Echografisch onderzoek te differentiatie van een benigne of maligne solide mammatumor is evenwel niet voldoende betrouwbaar, zodat men voor hetzelfde dilemma komt te staan als bij het mammografische onderzoek. Omdat het in de betreffende klinische les uitsluitend om palpabele mammatumoren gaat en dikwijls bij komst op de chirurgische polikliniek een additioneel echografisch onderzoek niet is verricht, is een cytologische punctie waarmee direct een cyste aangetoond ofwel uitgesloten kan worden, dan praktischer en goedkoper. Indien er sprake is van een cyste, kan gelijktijdig na luchtinsufflatie röntgenologisch onderzoek ter beoordeling van de cystewand plaatsvinden. Omdat cytologisch onderzoek, alhoewel zeker waardevol, niet in een ieders hand even betrouwbaar is, zal proefexcisie vaak noodzakelijk blijven.
(Geen onderwerp)
Gouda, juni 1986,
Collega Stroosma wijst in zijn klinische les terecht op de feilbaarheid van mammografie (1986;1041-2). Dat zijn conclusie o.a. luidt: ‘te veel goedaardige tumoren extirperen is niet ernstig’, is mijns inziens een ernstige misser. Bij iedere verwijzing of behandeling moeten voor- en nadelen tegen elkaar worden afgewogen. Nadelen van onnodige extirpatie van mammatumoren zijn: (a) ernstige geestelijke belasting voor de patiënt, die niet onderschat mag worden en (b) onnodige kosten en belasting van de gezondheidszorg.

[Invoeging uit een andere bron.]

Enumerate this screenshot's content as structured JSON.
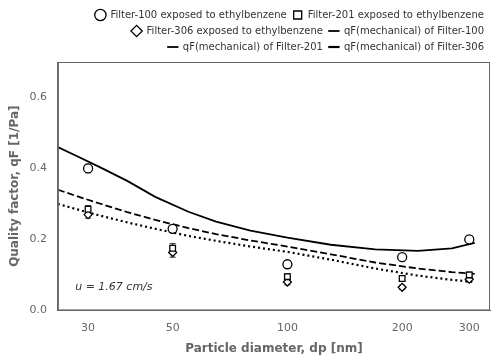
{
  "chart_data": {
    "type": "scatter",
    "xlabel": "Particle diameter, dp [nm]",
    "ylabel": "Quality factor, qF [1/Pa]",
    "annotation": "u = 1.67 cm/s",
    "log": "x",
    "grid": false,
    "legend": "upper right",
    "xlim": [
      25,
      340
    ],
    "xticks": [
      30,
      50,
      100,
      200,
      300
    ],
    "ylim": [
      0.0,
      0.7
    ],
    "yticks": [
      {
        "value": 0.0,
        "label": "0.0"
      },
      0.2,
      0.4,
      0.6
    ],
    "series": [
      {
        "name": "Filter-100 exposed to ethylbenzene",
        "type": "scatter",
        "marker": "circle",
        "color": "#000000",
        "x": [
          30,
          50,
          100,
          200,
          300
        ],
        "values": [
          0.4,
          0.23,
          0.13,
          0.15,
          0.2
        ],
        "error": [
          0.012,
          0.01,
          0.01,
          0.01,
          0.01
        ]
      },
      {
        "name": "Filter-201 exposed to ethylbenzene",
        "type": "scatter",
        "marker": "square",
        "color": "#000000",
        "x": [
          30,
          50,
          100,
          200,
          300
        ],
        "values": [
          0.285,
          0.175,
          0.095,
          0.09,
          0.1
        ],
        "error": [
          0.01,
          0.013,
          0.008,
          0.008,
          0.008
        ]
      },
      {
        "name": "Filter-306 exposed to ethylbenzene",
        "type": "scatter",
        "marker": "diamond",
        "color": "#000000",
        "x": [
          30,
          50,
          100,
          200,
          300
        ],
        "values": [
          0.27,
          0.163,
          0.08,
          0.065,
          0.088
        ],
        "error": [
          0.01,
          0.013,
          0.008,
          0.006,
          0.008
        ]
      },
      {
        "name": "qF(mechanical) of Filter-100",
        "type": "line",
        "line_style": "solid",
        "color": "#000000",
        "x": [
          25,
          28,
          32,
          38,
          45,
          55,
          65,
          80,
          100,
          130,
          170,
          220,
          270,
          310
        ],
        "values": [
          0.46,
          0.435,
          0.405,
          0.365,
          0.32,
          0.278,
          0.25,
          0.225,
          0.205,
          0.185,
          0.172,
          0.168,
          0.175,
          0.19
        ]
      },
      {
        "name": "qF(mechanical) of Filter-201",
        "type": "line",
        "line_style": "dashed",
        "color": "#000000",
        "x": [
          25,
          28,
          32,
          38,
          45,
          55,
          65,
          80,
          100,
          130,
          170,
          220,
          270,
          310
        ],
        "values": [
          0.34,
          0.322,
          0.302,
          0.277,
          0.255,
          0.232,
          0.215,
          0.197,
          0.18,
          0.158,
          0.135,
          0.118,
          0.108,
          0.103
        ]
      },
      {
        "name": "qF(mechanical) of Filter-306",
        "type": "line",
        "line_style": "dotted",
        "color": "#000000",
        "x": [
          25,
          28,
          32,
          38,
          45,
          55,
          65,
          80,
          100,
          130,
          170,
          220,
          270,
          310
        ],
        "values": [
          0.3,
          0.285,
          0.268,
          0.248,
          0.23,
          0.21,
          0.196,
          0.18,
          0.165,
          0.143,
          0.118,
          0.098,
          0.086,
          0.08
        ]
      }
    ]
  }
}
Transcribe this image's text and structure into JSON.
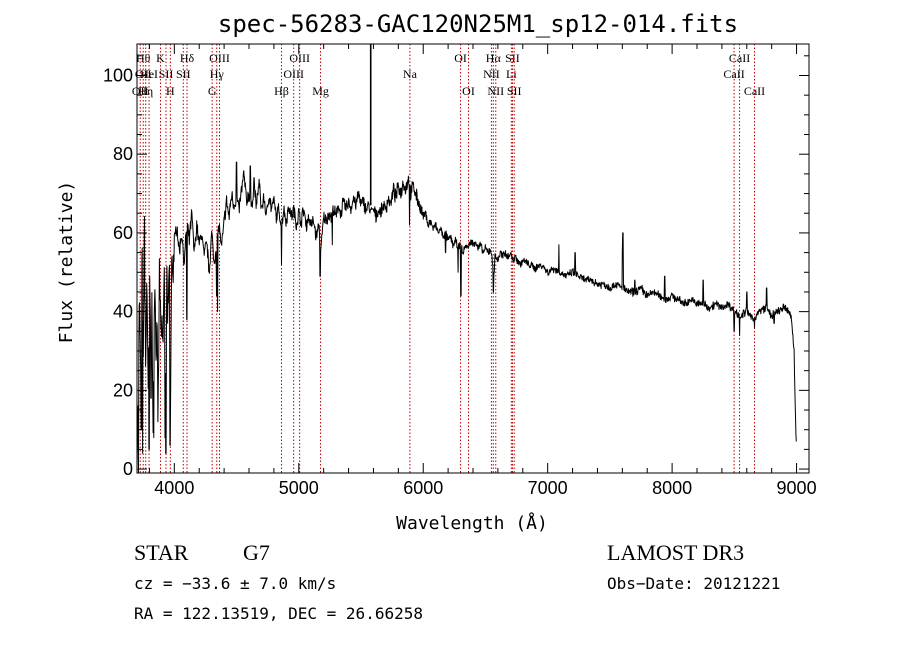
{
  "chart_data": {
    "type": "line",
    "title": "spec-56283-GAC120N25M1_sp12-014.fits",
    "xlabel": "Wavelength (Å)",
    "ylabel": "Flux (relative)",
    "xlim": [
      3700,
      9100
    ],
    "ylim": [
      -1,
      108
    ],
    "x_ticks": [
      4000,
      5000,
      6000,
      7000,
      8000,
      9000
    ],
    "y_ticks": [
      0,
      20,
      40,
      60,
      80,
      100
    ],
    "continuum": [
      [
        3700,
        3
      ],
      [
        3710,
        18
      ],
      [
        3720,
        45
      ],
      [
        3730,
        20
      ],
      [
        3740,
        55
      ],
      [
        3750,
        30
      ],
      [
        3760,
        60
      ],
      [
        3770,
        25
      ],
      [
        3780,
        48
      ],
      [
        3790,
        22
      ],
      [
        3800,
        52
      ],
      [
        3810,
        30
      ],
      [
        3820,
        40
      ],
      [
        3830,
        12
      ],
      [
        3840,
        45
      ],
      [
        3850,
        32
      ],
      [
        3860,
        38
      ],
      [
        3870,
        18
      ],
      [
        3880,
        50
      ],
      [
        3890,
        40
      ],
      [
        3900,
        36
      ],
      [
        3910,
        35
      ],
      [
        3920,
        45
      ],
      [
        3930,
        15
      ],
      [
        3940,
        50
      ],
      [
        3950,
        35
      ],
      [
        3960,
        55
      ],
      [
        3970,
        20
      ],
      [
        3980,
        55
      ],
      [
        3990,
        50
      ],
      [
        4000,
        58
      ],
      [
        4020,
        62
      ],
      [
        4040,
        55
      ],
      [
        4060,
        60
      ],
      [
        4080,
        52
      ],
      [
        4100,
        63
      ],
      [
        4120,
        58
      ],
      [
        4140,
        65
      ],
      [
        4160,
        55
      ],
      [
        4180,
        62
      ],
      [
        4200,
        57
      ],
      [
        4220,
        60
      ],
      [
        4240,
        54
      ],
      [
        4260,
        58
      ],
      [
        4280,
        50
      ],
      [
        4300,
        60
      ],
      [
        4320,
        52
      ],
      [
        4340,
        58
      ],
      [
        4360,
        62
      ],
      [
        4380,
        56
      ],
      [
        4400,
        63
      ],
      [
        4420,
        68
      ],
      [
        4440,
        64
      ],
      [
        4460,
        70
      ],
      [
        4480,
        67
      ],
      [
        4500,
        69
      ],
      [
        4520,
        66
      ],
      [
        4540,
        71
      ],
      [
        4560,
        75
      ],
      [
        4580,
        68
      ],
      [
        4600,
        70
      ],
      [
        4620,
        66
      ],
      [
        4640,
        72
      ],
      [
        4660,
        67
      ],
      [
        4680,
        73
      ],
      [
        4700,
        66
      ],
      [
        4720,
        69
      ],
      [
        4740,
        64
      ],
      [
        4760,
        70
      ],
      [
        4780,
        66
      ],
      [
        4800,
        68
      ],
      [
        4820,
        64
      ],
      [
        4840,
        66
      ],
      [
        4860,
        62
      ],
      [
        4880,
        66
      ],
      [
        4900,
        63
      ],
      [
        4920,
        67
      ],
      [
        4940,
        64
      ],
      [
        4960,
        66
      ],
      [
        4980,
        62
      ],
      [
        5000,
        65
      ],
      [
        5020,
        63
      ],
      [
        5040,
        66
      ],
      [
        5060,
        62
      ],
      [
        5080,
        64
      ],
      [
        5100,
        62
      ],
      [
        5120,
        63
      ],
      [
        5140,
        59
      ],
      [
        5160,
        62
      ],
      [
        5180,
        56
      ],
      [
        5200,
        64
      ],
      [
        5220,
        63
      ],
      [
        5240,
        65
      ],
      [
        5260,
        64
      ],
      [
        5280,
        66
      ],
      [
        5300,
        64
      ],
      [
        5320,
        67
      ],
      [
        5340,
        65
      ],
      [
        5360,
        68
      ],
      [
        5380,
        66
      ],
      [
        5400,
        68
      ],
      [
        5420,
        66
      ],
      [
        5440,
        69
      ],
      [
        5460,
        67
      ],
      [
        5480,
        70
      ],
      [
        5500,
        67
      ],
      [
        5520,
        68
      ],
      [
        5540,
        66
      ],
      [
        5560,
        67
      ],
      [
        5580,
        65
      ],
      [
        5600,
        66
      ],
      [
        5620,
        64
      ],
      [
        5640,
        66
      ],
      [
        5660,
        65
      ],
      [
        5680,
        67
      ],
      [
        5700,
        66
      ],
      [
        5720,
        69
      ],
      [
        5740,
        67
      ],
      [
        5760,
        71
      ],
      [
        5780,
        69
      ],
      [
        5800,
        72
      ],
      [
        5820,
        70
      ],
      [
        5840,
        73
      ],
      [
        5860,
        71
      ],
      [
        5880,
        74
      ],
      [
        5900,
        70
      ],
      [
        5920,
        72
      ],
      [
        5940,
        70
      ],
      [
        5960,
        68
      ],
      [
        5980,
        66
      ],
      [
        6000,
        64
      ],
      [
        6020,
        65
      ],
      [
        6040,
        62
      ],
      [
        6060,
        63
      ],
      [
        6080,
        61
      ],
      [
        6100,
        62
      ],
      [
        6120,
        60
      ],
      [
        6140,
        61
      ],
      [
        6160,
        59
      ],
      [
        6180,
        60
      ],
      [
        6200,
        58
      ],
      [
        6220,
        59
      ],
      [
        6240,
        57
      ],
      [
        6260,
        58
      ],
      [
        6280,
        56
      ],
      [
        6300,
        57
      ],
      [
        6320,
        55
      ],
      [
        6340,
        57
      ],
      [
        6360,
        56
      ],
      [
        6380,
        58
      ],
      [
        6400,
        57
      ],
      [
        6420,
        58
      ],
      [
        6440,
        56
      ],
      [
        6460,
        57
      ],
      [
        6480,
        55
      ],
      [
        6500,
        56
      ],
      [
        6520,
        55
      ],
      [
        6540,
        56
      ],
      [
        6560,
        52
      ],
      [
        6580,
        54
      ],
      [
        6600,
        53
      ],
      [
        6620,
        55
      ],
      [
        6640,
        54
      ],
      [
        6660,
        55
      ],
      [
        6680,
        54
      ],
      [
        6700,
        55
      ],
      [
        6720,
        53
      ],
      [
        6740,
        54
      ],
      [
        6760,
        53
      ],
      [
        6780,
        52
      ],
      [
        6800,
        53
      ],
      [
        6850,
        52
      ],
      [
        6900,
        51
      ],
      [
        6950,
        52
      ],
      [
        7000,
        50
      ],
      [
        7050,
        51
      ],
      [
        7100,
        50
      ],
      [
        7150,
        49
      ],
      [
        7200,
        50
      ],
      [
        7250,
        49
      ],
      [
        7300,
        48
      ],
      [
        7350,
        48
      ],
      [
        7400,
        47
      ],
      [
        7450,
        47
      ],
      [
        7500,
        46
      ],
      [
        7550,
        47
      ],
      [
        7600,
        46
      ],
      [
        7650,
        45
      ],
      [
        7700,
        45
      ],
      [
        7750,
        46
      ],
      [
        7800,
        44
      ],
      [
        7850,
        45
      ],
      [
        7900,
        44
      ],
      [
        7950,
        43
      ],
      [
        8000,
        44
      ],
      [
        8050,
        43
      ],
      [
        8100,
        42
      ],
      [
        8150,
        43
      ],
      [
        8200,
        42
      ],
      [
        8250,
        42
      ],
      [
        8300,
        41
      ],
      [
        8350,
        42
      ],
      [
        8400,
        41
      ],
      [
        8450,
        42
      ],
      [
        8500,
        40
      ],
      [
        8550,
        39
      ],
      [
        8600,
        40
      ],
      [
        8650,
        38
      ],
      [
        8700,
        40
      ],
      [
        8750,
        41
      ],
      [
        8800,
        39
      ],
      [
        8850,
        40
      ],
      [
        8900,
        41
      ],
      [
        8940,
        40
      ],
      [
        8960,
        38
      ],
      [
        8980,
        30
      ],
      [
        8990,
        15
      ],
      [
        9000,
        5
      ]
    ],
    "features": [
      [
        3705,
        8
      ],
      [
        3712,
        -1
      ],
      [
        3735,
        10
      ],
      [
        3745,
        4
      ],
      [
        3798,
        5
      ],
      [
        3812,
        18
      ],
      [
        3835,
        8
      ],
      [
        3868,
        12
      ],
      [
        3925,
        8
      ],
      [
        3932,
        4
      ],
      [
        3965,
        6
      ],
      [
        4101,
        38
      ],
      [
        4340,
        44
      ],
      [
        4348,
        40
      ],
      [
        4500,
        78
      ],
      [
        4610,
        77
      ],
      [
        4640,
        74
      ],
      [
        4861,
        52
      ],
      [
        5172,
        49
      ],
      [
        5269,
        57
      ],
      [
        5580,
        66
      ],
      [
        5890,
        62
      ],
      [
        6180,
        55
      ],
      [
        6280,
        50
      ],
      [
        6302,
        44
      ],
      [
        6318,
        55
      ],
      [
        6563,
        45
      ],
      [
        6570,
        50
      ],
      [
        6705,
        55
      ],
      [
        7090,
        57
      ],
      [
        7220,
        55
      ],
      [
        7600,
        55
      ],
      [
        7605,
        60
      ],
      [
        7700,
        48
      ],
      [
        7940,
        49
      ],
      [
        8250,
        48
      ],
      [
        8498,
        35
      ],
      [
        8542,
        34
      ],
      [
        8600,
        45
      ],
      [
        8662,
        36
      ],
      [
        8760,
        46
      ],
      [
        8820,
        37
      ]
    ],
    "spike": {
      "x": 5578,
      "y_top": 108,
      "y_base": 67
    },
    "lines": [
      {
        "x": 3726,
        "labels": [
          "OII"
        ],
        "rows": [
          3
        ]
      },
      {
        "x": 3750,
        "labels": [
          "Hθ",
          "OII"
        ],
        "rows": [
          1,
          2
        ]
      },
      {
        "x": 3770,
        "labels": [
          "Hη"
        ],
        "rows": [
          3
        ]
      },
      {
        "x": 3797,
        "labels": [
          "HeI"
        ],
        "rows": [
          2
        ]
      },
      {
        "x": 3889,
        "labels": [
          "K"
        ],
        "rows": [
          1
        ]
      },
      {
        "x": 3933,
        "labels": [
          "SII"
        ],
        "rows": [
          2
        ]
      },
      {
        "x": 3968,
        "labels": [
          "H"
        ],
        "rows": [
          3
        ]
      },
      {
        "x": 4072,
        "labels": [
          "SII"
        ],
        "rows": [
          2
        ]
      },
      {
        "x": 4102,
        "labels": [
          "Hδ"
        ],
        "rows": [
          1
        ]
      },
      {
        "x": 4304,
        "labels": [
          "G"
        ],
        "rows": [
          3
        ]
      },
      {
        "x": 4341,
        "labels": [
          "Hγ"
        ],
        "rows": [
          2
        ]
      },
      {
        "x": 4363,
        "labels": [
          "OIII"
        ],
        "rows": [
          1
        ]
      },
      {
        "x": 4861,
        "labels": [
          "Hβ"
        ],
        "rows": [
          3
        ]
      },
      {
        "x": 4959,
        "labels": [
          "OIII"
        ],
        "rows": [
          2
        ]
      },
      {
        "x": 5007,
        "labels": [
          "OIII"
        ],
        "rows": [
          1
        ]
      },
      {
        "x": 5175,
        "labels": [
          "Mg"
        ],
        "rows": [
          3
        ]
      },
      {
        "x": 5893,
        "labels": [
          "Na"
        ],
        "rows": [
          2
        ]
      },
      {
        "x": 6300,
        "labels": [
          "OI"
        ],
        "rows": [
          1
        ]
      },
      {
        "x": 6364,
        "labels": [
          "OI"
        ],
        "rows": [
          3
        ]
      },
      {
        "x": 6548,
        "labels": [
          "NII"
        ],
        "rows": [
          2
        ]
      },
      {
        "x": 6563,
        "labels": [
          "Hα"
        ],
        "rows": [
          1
        ]
      },
      {
        "x": 6583,
        "labels": [
          "NII"
        ],
        "rows": [
          3
        ]
      },
      {
        "x": 6708,
        "labels": [
          "Li"
        ],
        "rows": [
          2
        ]
      },
      {
        "x": 6717,
        "labels": [
          "SII"
        ],
        "rows": [
          1
        ]
      },
      {
        "x": 6731,
        "labels": [
          "SII"
        ],
        "rows": [
          3
        ]
      },
      {
        "x": 8498,
        "labels": [
          "CaII"
        ],
        "rows": [
          2
        ]
      },
      {
        "x": 8542,
        "labels": [
          "CaII"
        ],
        "rows": [
          1
        ]
      },
      {
        "x": 8662,
        "labels": [
          "CaII"
        ],
        "rows": [
          3
        ]
      }
    ],
    "colors": {
      "trace": "#000000",
      "line_markers": "#c00000",
      "axes": "#000000"
    }
  },
  "info": {
    "class": "STAR",
    "subclass": "G7",
    "survey": "LAMOST DR3",
    "cz": "cz = −33.6 ± 7.0 km/s",
    "obs_date": "Obs−Date: 20121221",
    "radec": "RA = 122.13519, DEC =  26.66258"
  }
}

Een chirurg krijgt door selectie een vertekend beeld van het morbiditeitsaanbod bij de huisarts. Een zeer globale kansberekening, waarvoor ik cijfers heb gebruikt van het Nijmeegs Universitair Huisartsinstituut, leert dat bij een patiënte tussen 200 en 30 jaar de kans 4% is dat een palpabele tumor maligne is. Voor een arts met ervaring in palperen van de borst wordt een sensitiviteit maligne/benigne aangenomen van 67%, dit geeft 1,4% kans op maligniteit. Negatieve mammografie (sensitiviteit 91%) geeft een kans van 0,13% = 1/767 op maligniteit. Weegt dit geval een gevonden mammatumor bij één patiënt op tegen de onnodige belasting van 766 anderen?
Een ‘doctor's delay’ is een ernstige zaak, maar misschien wordt er nog eens een klinische les gewijd aan de duizenden vrouwen die terecht(?) zijn gerustgesteld door een eenvoudig onderzoek, waardoor (psychisch) ingrijpende chirurgische behandeling overbodig werd.
(Geen onderwerp)
Tilburg, juni 1986,
Ik ben het met collega De Jongh eens als hij bedoelt dat een noodzakelijke extirpatie van mammatumoren soms nadelig voor de patiënt kan zijn. De geestelijke belasting een mammatumor te hebben, is mijns inziens vaak groter dan een poliklinisch (eventueel klinisch) te verrichten extirpatie ervan onder juiste begeleiding van de patiënt. De ingreep leidt dan nauwelijks tot paniek, maar eerder tot opluchting. Onnodig onderzoek is altijd nadelig in de kostensfeer, maar de noodzaak tot zekerheid van iets met min of meer ernstige consequenties blijkt helaas vrijwel nooit zonder onnodig onderzoek te kunnen. De gebruikte globale kansberekening ken ik niet, maar voor die ene patiënt betekent dit wel de misser van haar leven.